Au début, pour ma part, je suis allé travailler chez un boulanger pendant deux mois, juste pour un peu de pain en guise de salaire. J'embouchais pendant le couvre-feu, à trois heures du matin, entre deux patrouilles allemandes. Je travaillais ensuite dans une tonnellerie pour un tout petit salaire. Mon travail consistait à trier des douelles de barriques et de les transporter sur une charrette attelée avec une courroie autour de la taille; bien content d'apporter un peu d'argent à la maison.

Avec le travail de ma mère, celui de mon frère et le mien, nous arrivions à survivre. Pas question d'aller voir un
médecin lorsque nous étions malades, car nous n'avions aucune couverture sociale.

Nous avons appris que notre père avait été torturé au fort du Hâ. C'est un détenu pour marché noir, qui avait partagé la cellule de notre père qui nous le fit savoir. Par la suite, nous avons connu sa déportation à Buchenwald à la réception d'un avis nous demandant de lui adresser un colis de vêtements.

La Libération.


Témoignage de René Tramasset. A la Libération, notre proche voisin, collaborateur notoire, est venu nous apporter un panier de fruits, chose que ma mère a aussitôt refusé.

Au début de la Libération, la chasse était interdite. Les gendarmes ayant confisqué du gibier tués, le Brigadier de gendarmerie nous en fit profiter.

Ma mère ayant récupéré des parachutes cachés sous une pile de sarments de vignes, dans une cuve à vin chez mon grand père, nous a fait des chemises.

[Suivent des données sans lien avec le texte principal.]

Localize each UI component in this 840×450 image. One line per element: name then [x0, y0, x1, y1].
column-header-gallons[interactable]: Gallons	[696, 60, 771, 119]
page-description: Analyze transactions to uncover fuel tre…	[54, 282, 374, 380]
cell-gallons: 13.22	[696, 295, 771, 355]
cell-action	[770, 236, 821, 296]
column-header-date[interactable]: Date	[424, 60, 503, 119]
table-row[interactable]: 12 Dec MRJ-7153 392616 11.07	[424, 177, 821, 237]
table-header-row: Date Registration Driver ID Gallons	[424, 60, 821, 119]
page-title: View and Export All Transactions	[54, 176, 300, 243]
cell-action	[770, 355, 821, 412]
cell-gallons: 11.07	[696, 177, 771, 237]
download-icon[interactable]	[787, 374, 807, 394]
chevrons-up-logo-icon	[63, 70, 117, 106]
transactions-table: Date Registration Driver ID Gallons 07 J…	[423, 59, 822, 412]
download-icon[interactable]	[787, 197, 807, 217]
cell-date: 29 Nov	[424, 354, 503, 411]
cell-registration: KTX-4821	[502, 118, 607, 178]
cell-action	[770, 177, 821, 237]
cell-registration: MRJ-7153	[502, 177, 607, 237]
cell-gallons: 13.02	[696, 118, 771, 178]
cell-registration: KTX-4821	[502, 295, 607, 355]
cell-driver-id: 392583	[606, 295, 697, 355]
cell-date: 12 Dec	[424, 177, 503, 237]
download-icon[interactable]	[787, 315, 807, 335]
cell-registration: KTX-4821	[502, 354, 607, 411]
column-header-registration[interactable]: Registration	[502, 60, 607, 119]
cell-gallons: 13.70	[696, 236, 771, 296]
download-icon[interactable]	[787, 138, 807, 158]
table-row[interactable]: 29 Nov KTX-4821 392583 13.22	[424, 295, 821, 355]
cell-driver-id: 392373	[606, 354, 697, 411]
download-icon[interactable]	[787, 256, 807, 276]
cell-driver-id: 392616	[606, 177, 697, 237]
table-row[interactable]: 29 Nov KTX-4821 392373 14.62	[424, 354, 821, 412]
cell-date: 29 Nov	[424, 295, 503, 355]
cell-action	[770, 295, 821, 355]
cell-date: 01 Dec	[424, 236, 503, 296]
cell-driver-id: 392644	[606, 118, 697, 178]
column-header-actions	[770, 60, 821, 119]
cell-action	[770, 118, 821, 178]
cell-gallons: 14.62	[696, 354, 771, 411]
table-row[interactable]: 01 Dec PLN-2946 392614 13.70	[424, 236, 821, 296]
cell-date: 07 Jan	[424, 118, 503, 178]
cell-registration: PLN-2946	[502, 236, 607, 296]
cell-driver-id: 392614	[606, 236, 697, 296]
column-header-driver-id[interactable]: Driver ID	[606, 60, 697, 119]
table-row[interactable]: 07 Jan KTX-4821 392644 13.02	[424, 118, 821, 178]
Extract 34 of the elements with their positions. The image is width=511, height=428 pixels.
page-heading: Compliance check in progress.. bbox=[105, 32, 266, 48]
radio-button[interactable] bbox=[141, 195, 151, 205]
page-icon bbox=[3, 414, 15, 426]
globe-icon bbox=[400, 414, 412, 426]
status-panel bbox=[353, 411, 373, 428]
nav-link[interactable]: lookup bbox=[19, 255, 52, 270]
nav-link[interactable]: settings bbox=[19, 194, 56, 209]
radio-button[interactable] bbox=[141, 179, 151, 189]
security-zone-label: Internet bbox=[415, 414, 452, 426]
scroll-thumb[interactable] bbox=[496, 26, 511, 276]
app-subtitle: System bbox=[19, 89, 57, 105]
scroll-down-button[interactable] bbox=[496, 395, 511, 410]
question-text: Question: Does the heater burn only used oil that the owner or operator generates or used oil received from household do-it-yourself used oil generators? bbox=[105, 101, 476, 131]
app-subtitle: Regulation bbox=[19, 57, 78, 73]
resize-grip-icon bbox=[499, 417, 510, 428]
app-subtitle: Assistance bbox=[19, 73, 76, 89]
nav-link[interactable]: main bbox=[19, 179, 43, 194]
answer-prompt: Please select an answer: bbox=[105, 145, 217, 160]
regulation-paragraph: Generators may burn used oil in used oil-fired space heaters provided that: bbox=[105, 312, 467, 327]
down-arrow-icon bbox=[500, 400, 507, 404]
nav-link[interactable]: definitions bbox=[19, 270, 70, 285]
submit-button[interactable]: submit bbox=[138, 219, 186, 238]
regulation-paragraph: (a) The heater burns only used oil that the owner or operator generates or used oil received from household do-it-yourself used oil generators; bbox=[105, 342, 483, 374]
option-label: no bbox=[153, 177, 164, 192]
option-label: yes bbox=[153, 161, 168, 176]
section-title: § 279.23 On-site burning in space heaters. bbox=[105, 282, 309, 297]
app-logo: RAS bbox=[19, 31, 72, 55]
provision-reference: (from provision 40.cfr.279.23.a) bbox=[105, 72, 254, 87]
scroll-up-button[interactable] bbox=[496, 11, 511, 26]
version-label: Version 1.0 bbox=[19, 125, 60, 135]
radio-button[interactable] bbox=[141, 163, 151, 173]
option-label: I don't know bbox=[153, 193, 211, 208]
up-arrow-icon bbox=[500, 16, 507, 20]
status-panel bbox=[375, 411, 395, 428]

Le commandant Duboué est revenu de déportation, quoique bien malade et ayant perdu une jambe. Il nous a décrit le parcours qu'il a effectué avec notre père. Bien que le commandant soit parti de la caserne Boudet et notre père du fort du Hâ, ils se retrouvèrent à Compiègne. Depuis ce moment là ils ont eu la chance de pouvoir rester ensemble. Partant de Compiègne par le dernier convoi, en janvier 1944, pour le camp de concentration de Buchenwald, ils étaient transférés d'abord au camp de Dora, puis à Ellrich où notre père décéda au mois de novembre 1944.

Grâce aux démarches et aux attestations du commandant Duboué, ainsi qu'à l'aide que nous apportèrent deux membres du réseau "C.N.D. Castille", rescapés des camps de concentration, nous avons enfin retrouvé une vie normale.

Pour moi, ceci n'est rien par rapport à l'humiliation et à la souffrance physique et morale de tous les déportés à qui je me permets de rendre un grand homage.